There are limitations in our analyses. The UNAIDSinfo database uses the Spectrum model. Given the limited availability of surveillance data across the HIV population, the data presented rely on modelling approaches to fill in the gaps and on modelled understanding of HIV transmission [44,45]. Although the 2017 data were produced by an updated model reflecting improved understanding of MTCT, overestimations and underestimations cannot be excluded [44]. The benefit of using UNAIDSinfo data rather than heterogeneous national reports or peer-reviewed published studies is that data for each country are calculated by the Spectrum model and used the same methodology and are relatively homogenous. Therefore, data for each country both benefit and suffer from the same modelling underestimations and overestimations.

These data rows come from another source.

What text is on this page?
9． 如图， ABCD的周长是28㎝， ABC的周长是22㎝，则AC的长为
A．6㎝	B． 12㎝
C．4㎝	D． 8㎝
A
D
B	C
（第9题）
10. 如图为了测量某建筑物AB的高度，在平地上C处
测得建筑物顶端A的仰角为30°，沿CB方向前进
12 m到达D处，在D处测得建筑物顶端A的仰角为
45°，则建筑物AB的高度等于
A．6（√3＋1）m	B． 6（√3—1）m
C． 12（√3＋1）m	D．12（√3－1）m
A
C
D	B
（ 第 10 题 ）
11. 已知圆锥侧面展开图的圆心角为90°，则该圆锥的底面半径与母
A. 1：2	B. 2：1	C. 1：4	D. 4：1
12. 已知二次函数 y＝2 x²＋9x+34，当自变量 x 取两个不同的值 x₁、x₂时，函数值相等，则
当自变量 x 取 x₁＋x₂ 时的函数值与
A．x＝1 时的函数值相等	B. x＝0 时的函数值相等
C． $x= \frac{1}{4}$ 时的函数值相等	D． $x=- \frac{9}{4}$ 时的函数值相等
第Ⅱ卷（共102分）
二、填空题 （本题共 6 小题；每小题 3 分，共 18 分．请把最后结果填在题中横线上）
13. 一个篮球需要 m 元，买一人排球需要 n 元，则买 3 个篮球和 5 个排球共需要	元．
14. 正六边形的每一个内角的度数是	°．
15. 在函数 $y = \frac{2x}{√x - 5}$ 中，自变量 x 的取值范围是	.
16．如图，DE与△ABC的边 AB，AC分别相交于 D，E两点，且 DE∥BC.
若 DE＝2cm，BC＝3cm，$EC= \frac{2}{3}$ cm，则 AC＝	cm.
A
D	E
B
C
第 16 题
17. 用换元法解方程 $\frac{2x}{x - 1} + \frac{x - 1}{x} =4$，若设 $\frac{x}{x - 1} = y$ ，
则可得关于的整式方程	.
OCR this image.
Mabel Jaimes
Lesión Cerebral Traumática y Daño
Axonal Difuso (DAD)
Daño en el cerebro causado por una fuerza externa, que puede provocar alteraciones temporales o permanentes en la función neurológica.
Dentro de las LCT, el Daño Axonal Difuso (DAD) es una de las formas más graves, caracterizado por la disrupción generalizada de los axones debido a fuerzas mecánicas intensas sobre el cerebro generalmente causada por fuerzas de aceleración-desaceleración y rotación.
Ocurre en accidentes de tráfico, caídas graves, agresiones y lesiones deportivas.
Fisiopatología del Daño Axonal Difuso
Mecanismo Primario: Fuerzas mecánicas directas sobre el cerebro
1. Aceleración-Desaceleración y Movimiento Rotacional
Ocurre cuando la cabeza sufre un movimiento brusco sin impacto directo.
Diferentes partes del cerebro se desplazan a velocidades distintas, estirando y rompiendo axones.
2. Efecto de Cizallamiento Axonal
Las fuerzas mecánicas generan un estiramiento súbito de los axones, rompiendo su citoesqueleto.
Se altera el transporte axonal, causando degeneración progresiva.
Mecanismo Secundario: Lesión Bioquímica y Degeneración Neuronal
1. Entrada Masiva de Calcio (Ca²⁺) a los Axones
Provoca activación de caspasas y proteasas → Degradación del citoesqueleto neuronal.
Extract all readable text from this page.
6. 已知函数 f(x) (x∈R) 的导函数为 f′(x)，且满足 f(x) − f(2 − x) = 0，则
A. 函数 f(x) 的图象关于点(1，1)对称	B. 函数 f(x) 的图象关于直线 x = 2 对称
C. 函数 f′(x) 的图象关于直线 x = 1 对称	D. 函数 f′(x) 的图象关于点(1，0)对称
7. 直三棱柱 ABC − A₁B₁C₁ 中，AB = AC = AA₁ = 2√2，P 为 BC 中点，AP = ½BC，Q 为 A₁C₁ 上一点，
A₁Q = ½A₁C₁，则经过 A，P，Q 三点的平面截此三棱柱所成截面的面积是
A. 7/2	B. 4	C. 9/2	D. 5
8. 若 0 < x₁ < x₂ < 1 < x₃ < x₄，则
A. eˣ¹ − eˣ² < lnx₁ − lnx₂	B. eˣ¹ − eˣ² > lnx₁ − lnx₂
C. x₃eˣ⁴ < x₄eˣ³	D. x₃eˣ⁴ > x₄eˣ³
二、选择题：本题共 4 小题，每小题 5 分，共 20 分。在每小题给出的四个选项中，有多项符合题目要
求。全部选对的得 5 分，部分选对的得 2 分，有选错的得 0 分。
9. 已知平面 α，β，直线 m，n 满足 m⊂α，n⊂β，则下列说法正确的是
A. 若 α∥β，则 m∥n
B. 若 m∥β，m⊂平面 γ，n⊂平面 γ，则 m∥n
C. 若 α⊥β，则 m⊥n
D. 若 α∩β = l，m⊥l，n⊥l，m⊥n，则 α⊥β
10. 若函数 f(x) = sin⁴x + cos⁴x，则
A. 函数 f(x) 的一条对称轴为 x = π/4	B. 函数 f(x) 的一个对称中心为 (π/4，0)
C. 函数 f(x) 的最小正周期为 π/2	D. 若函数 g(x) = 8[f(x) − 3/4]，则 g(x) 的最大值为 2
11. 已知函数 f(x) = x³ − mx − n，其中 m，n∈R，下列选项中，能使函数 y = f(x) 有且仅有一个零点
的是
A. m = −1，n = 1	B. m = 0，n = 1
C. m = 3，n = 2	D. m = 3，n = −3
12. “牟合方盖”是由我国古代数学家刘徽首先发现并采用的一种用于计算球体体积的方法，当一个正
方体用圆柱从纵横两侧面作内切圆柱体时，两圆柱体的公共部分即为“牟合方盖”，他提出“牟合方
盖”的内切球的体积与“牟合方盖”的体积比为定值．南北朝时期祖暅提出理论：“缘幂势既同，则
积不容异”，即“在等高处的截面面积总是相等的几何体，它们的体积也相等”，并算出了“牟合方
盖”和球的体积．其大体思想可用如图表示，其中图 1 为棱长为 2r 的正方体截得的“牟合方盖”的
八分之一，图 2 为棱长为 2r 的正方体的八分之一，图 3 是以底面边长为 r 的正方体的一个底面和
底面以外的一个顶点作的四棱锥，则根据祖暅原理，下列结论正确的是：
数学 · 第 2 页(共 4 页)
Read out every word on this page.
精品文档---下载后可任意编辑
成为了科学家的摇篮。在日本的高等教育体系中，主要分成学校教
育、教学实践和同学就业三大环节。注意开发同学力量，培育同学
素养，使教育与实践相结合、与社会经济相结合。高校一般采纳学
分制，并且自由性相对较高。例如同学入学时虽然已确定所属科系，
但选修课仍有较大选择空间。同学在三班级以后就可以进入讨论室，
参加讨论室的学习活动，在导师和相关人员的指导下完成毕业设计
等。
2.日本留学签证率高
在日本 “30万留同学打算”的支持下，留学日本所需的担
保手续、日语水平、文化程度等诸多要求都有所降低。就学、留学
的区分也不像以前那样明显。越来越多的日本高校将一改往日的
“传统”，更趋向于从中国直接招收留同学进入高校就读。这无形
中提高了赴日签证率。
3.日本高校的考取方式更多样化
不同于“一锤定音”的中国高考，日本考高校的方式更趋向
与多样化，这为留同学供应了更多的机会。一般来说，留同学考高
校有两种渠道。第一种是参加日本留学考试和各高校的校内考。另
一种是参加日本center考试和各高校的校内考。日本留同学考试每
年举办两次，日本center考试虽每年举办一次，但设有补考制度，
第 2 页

Overall, HIV data remain incomplete, necessitating further estimates, such as for pregnant women with an unknown HIV status or for those not using antenatal services. We have assumed that most new children infections (between the ages 0 and 14) would originate from vertical transmission. Many women breastfeed their children up to the age of 5 years or even longer and may transmit after the 12-month definition, whilst other pregnant women who may have been HIV negative at the beginning of their pregnancy become HIV positive during pregnancy or just afterwards.

Our analysis shows only a part of the global picture. The rates of increase in new infections have been highest in the Eastern European and Central Asia regions (200,000 cases in 2017) [46]. As China did not have available data, it was excluded from our analysis. We are aware that other sources provide different estimates for some countries. For example, much of the WHO country profile data give different figures, although these are from 2016. PEPFAR data also report different figures [24]. It is important to bear in mind that the country reports from 2016 when compared with UNAIDSinfo data from the same year showed variable results [47]. Thus, despite the fact that we have analysed the most up-to-date data on the UNAIDS website, providing a maximally homogenous dataset, estimates must be treated with caution.

In conclusion, higher MTCT rates and numbers of new HIV infections in adults and children, as well as increased HIV/AIDS-related deaths, were found in lower-prevalence rather than higher-prevalence countries, despite lower-prevalence countries accounting for 48% of the global epidemic. These lower-prevalence countries have significantly decreased rates of EID and ART uptake for adults and children. More intensive programmes of diagnosis and treatment are needed in these countries to reduce global new HIV infections to below 500,000 per year by 2020.